1. A method for preparing a spherical cesium ion adsorbent, characterized in that, The specific preparation process includes the following steps: Step 1: First, dissolve chitosan in an aqueous acetic acid solution and stir for 3 hours to obtain a chitosan solution. Then, add zinc salt and stir for 5 hours, followed by sonication for 1 hour to obtain a bubble-free zinc salt / chitosan solution. Step 2: Using a syringe and an 18G needle, the zinc salt / chitosan solution was dropped into a NaOH solution containing 2-methylimidazole. The mixture was reacted in an oil bath at 80°C for 12 hours. After filtration and washing until neutral, the mixture was freeze-dried for 24 hours to obtain chitosan / ZIF-8 beads. Step 3: Immerse the chitosan / ZIF-8 beads prepared in Step 2 in a nickel salt solution for 6 hours, filter and wash, then immerse in a potassium ferrocyanide solution for 12 hours, filter and wash again, and freeze-dry for 24 hours to obtain a spherical cesium ion adsorbent. The prepared spherical cesium ion adsorbent consists of beads with a diameter of 2-2.5 mm and an ordered porous honeycomb structure on the surface.

2. The method for preparing the spherical cesium ion adsorbent according to claim 1, characterized in that, In step one, the acetic acid aqueous solution contains 3.2 wt% acetic acid and has a volume of 30 ml to 50 ml. The chitosan solution contains 2 wt% chitosan. The zinc salt is one or more of zinc nitrate, zinc chloride, and zinc sulfate. The molar concentration of zinc salt in the zinc salt / chitosan solution is 0.01 mol / L.

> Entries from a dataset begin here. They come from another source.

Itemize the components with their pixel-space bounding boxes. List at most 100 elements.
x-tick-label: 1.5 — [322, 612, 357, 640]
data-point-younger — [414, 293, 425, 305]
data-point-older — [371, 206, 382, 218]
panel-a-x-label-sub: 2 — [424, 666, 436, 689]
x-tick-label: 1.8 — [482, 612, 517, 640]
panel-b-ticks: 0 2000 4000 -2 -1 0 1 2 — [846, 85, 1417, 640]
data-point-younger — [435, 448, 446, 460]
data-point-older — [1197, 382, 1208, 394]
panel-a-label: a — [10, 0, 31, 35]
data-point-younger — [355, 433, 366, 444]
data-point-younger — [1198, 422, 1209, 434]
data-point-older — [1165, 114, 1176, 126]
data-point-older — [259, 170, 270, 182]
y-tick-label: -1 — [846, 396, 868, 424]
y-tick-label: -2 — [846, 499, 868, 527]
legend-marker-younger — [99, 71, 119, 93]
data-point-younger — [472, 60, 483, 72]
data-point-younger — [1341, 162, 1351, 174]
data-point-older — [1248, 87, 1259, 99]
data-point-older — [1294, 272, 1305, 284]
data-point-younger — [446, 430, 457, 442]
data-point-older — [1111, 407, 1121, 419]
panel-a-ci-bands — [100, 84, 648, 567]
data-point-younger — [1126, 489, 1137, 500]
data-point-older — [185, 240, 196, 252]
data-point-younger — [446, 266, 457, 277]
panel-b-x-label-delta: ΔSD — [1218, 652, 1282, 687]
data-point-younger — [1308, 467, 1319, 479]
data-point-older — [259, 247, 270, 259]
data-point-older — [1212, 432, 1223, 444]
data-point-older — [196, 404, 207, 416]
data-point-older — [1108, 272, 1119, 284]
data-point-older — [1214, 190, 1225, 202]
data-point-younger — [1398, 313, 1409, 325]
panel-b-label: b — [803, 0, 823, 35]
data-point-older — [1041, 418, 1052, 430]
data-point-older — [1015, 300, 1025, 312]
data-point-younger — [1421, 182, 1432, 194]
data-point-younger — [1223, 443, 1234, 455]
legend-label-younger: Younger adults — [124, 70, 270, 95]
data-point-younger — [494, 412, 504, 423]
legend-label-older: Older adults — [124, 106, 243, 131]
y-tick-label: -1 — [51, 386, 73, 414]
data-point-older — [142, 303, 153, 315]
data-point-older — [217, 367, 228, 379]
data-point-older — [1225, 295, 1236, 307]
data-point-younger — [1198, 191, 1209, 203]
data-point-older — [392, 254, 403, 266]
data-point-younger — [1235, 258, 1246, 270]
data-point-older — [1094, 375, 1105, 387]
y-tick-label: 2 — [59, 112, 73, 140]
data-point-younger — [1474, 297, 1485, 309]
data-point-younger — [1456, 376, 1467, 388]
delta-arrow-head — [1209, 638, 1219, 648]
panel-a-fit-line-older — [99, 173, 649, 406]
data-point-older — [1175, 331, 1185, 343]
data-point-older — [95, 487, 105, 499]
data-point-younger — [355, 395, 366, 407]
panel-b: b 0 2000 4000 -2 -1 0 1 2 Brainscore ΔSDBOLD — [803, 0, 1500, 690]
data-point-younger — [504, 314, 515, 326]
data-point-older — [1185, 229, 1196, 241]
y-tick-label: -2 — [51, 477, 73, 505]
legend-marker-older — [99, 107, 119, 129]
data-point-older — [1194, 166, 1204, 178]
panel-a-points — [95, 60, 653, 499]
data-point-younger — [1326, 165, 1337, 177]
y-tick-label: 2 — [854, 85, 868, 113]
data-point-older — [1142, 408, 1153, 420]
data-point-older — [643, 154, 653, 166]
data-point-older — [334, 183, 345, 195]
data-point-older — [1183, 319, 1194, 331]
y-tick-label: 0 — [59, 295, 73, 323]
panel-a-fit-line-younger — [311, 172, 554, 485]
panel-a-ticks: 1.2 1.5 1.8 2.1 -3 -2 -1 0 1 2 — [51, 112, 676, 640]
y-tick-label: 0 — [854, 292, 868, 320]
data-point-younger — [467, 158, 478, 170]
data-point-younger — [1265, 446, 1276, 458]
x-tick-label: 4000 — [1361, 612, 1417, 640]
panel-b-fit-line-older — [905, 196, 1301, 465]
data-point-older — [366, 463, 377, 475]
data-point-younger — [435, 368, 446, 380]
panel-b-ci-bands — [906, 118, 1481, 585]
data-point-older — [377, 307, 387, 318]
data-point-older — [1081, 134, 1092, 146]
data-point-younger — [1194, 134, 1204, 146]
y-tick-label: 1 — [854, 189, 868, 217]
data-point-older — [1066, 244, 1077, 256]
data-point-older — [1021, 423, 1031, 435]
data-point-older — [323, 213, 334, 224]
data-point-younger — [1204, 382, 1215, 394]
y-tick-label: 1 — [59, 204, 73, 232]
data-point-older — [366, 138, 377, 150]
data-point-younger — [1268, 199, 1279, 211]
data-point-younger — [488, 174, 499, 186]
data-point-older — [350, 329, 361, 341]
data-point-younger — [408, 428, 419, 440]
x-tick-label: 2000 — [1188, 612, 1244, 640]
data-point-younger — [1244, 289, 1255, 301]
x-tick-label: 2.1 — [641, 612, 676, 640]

3. The method for preparing the spherical cesium ion adsorbent according to claim 2, characterized in that, The NaOH solution in step two has a concentration of 1 mol / L and a volume of 100 ml to 150 ml; the molar amount of 2-methylimidazole is 0.06 mol to 0.07 mol.

4. The method for preparing the spherical cesium ion adsorbent according to claim 2, characterized in that, The nickel salt mentioned in step three is one or more of nickel chloride, nickel nitrate, and nickel sulfate, with a solution concentration of 0.05 mol / L to 0.1 mol / L; the potassium ferrocyanide solution concentration is 0.05 mol / L to 0.1 mol / L.

5. The application of a spherical cesium ion adsorbent prepared by the method described in claim 1, characterized in that, Adsorption and separation are carried out by mixing spherical cesium ion adsorbent with cesium ion-containing solution under conditions of pH range 5-11; the mass ratio of the spherical cesium ion adsorbent to the volume ratio of the cesium ion-containing solution is (0.5-2):1 g / L; the cesium ion concentration in the cesium ion-containing solution is 10-200 mg / L.

6. The application of the spherical cesium ion adsorbent according to claim 5, characterized in that, The mixing is carried out in a constant temperature rotary shaker for 22-26 hours, with the temperature of the constant temperature rotary shaker being 24-26°C and the rotation speed of the constant temperature rotary shaker being 150-300 rpm.

7. The application of the spherical cesium ion adsorbent according to claim 5, characterized in that, The cesium-containing solution also includes any one or a combination of at least two of potassium chloride, sodium chloride, magnesium chloride, or calcium chloride.